Starch Production
Restructuring & Vertical Integration
Backgroun
A Nigerian starch manufacturer was unable to supply its customers because of a lack of working capital and raw materials. The factory’s capacity utilization was low, and it was forced to source cassava for processing from distant and unreliable suppliers. As a result, the company’s customers had to rely on imported starch to meet their requirements for food and pharmaceutical production.
Actions Taken
Project Capital’s team assessed the market for starch and diagnosed the company’s key challenges.
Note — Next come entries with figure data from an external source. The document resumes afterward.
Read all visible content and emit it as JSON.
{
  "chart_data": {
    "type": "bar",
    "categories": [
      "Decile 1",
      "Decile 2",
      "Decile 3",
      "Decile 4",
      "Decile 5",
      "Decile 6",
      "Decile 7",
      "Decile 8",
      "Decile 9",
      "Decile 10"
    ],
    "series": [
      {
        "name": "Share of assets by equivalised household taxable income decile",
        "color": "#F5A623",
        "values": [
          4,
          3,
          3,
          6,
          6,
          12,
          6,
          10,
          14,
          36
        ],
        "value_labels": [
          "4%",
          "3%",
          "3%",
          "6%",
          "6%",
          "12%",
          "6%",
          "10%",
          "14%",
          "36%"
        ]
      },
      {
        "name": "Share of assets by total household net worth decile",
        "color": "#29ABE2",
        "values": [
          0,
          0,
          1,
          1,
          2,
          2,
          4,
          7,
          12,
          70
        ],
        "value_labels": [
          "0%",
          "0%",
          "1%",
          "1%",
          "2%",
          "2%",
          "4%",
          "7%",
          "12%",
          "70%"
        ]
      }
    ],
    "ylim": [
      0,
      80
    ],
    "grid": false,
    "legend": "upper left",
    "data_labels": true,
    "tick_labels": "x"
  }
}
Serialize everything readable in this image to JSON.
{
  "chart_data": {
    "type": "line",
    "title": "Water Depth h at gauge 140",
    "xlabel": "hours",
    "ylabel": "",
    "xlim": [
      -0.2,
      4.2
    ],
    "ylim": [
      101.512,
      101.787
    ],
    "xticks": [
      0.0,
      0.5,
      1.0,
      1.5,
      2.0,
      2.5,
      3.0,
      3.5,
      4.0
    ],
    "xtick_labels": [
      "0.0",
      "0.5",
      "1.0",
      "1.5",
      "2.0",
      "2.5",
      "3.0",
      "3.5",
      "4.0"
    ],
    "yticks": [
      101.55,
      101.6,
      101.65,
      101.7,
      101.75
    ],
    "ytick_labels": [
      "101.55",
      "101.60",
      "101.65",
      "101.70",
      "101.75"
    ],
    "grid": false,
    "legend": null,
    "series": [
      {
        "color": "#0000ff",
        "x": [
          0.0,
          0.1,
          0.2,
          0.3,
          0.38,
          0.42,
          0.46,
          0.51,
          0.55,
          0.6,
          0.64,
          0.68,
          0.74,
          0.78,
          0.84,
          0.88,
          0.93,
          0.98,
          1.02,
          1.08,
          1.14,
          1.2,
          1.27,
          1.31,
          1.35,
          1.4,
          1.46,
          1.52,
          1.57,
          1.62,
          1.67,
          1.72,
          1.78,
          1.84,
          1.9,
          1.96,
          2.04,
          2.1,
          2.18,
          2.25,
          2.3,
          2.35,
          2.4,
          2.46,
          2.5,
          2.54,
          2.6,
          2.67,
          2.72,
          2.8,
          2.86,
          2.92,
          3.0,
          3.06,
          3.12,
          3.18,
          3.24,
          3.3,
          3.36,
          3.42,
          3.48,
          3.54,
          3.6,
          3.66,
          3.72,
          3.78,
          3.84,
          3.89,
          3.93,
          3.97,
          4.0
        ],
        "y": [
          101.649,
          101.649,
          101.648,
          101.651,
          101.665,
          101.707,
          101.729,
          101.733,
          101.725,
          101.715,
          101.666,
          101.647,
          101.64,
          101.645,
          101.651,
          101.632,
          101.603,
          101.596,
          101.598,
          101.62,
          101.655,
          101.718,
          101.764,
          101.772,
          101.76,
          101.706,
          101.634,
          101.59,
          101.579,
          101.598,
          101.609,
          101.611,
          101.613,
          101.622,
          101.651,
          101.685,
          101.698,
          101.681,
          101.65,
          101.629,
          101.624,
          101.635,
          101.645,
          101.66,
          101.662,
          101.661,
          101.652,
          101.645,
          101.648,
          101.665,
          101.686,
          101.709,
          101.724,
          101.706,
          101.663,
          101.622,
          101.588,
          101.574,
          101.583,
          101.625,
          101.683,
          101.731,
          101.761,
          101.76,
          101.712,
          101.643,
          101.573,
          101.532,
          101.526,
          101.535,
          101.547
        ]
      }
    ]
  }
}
The team proposed several actions for optimizing the plant’s sourcing of raw materials, and reached agreement with an international farm management company to integrate the growing of cassava to meet the factory’s production requirements. The team also assisted the company to obtain orders from major customers including Nestle, Unilever, and FanMilk. In addition, the team prepared a plan to refinance and restructure the existing debt in order to create a sustainable capital structure. Based on the comprehensive farming, logistics, and marketing plan, Project Capital+ was able to restructure the financing of the company’s operations to complete its turnaround, raising additional capital at favorable terms.
Outcome
The team obtained total financing of $12.5 million for the company; $6.5 million in new financing dedicated to the acquisition of farming machinery, fertilizers and chemicals, and working capital, and $6 million for refinancing existing debt, with an extension of the tenor to a 10-year repayment with an additional moratorium to provide breathing room.
The team secured an interest rate of 9% on new financing and 7% on refinancing, both well below the Nigerian prime lending rate of 19% at the time.
Based on the financing and expert management, capacity utilization more than doubled - from 37% to over 80%.
Professional farm managers dramatically increased the yield of cassava on the company’s own farmland.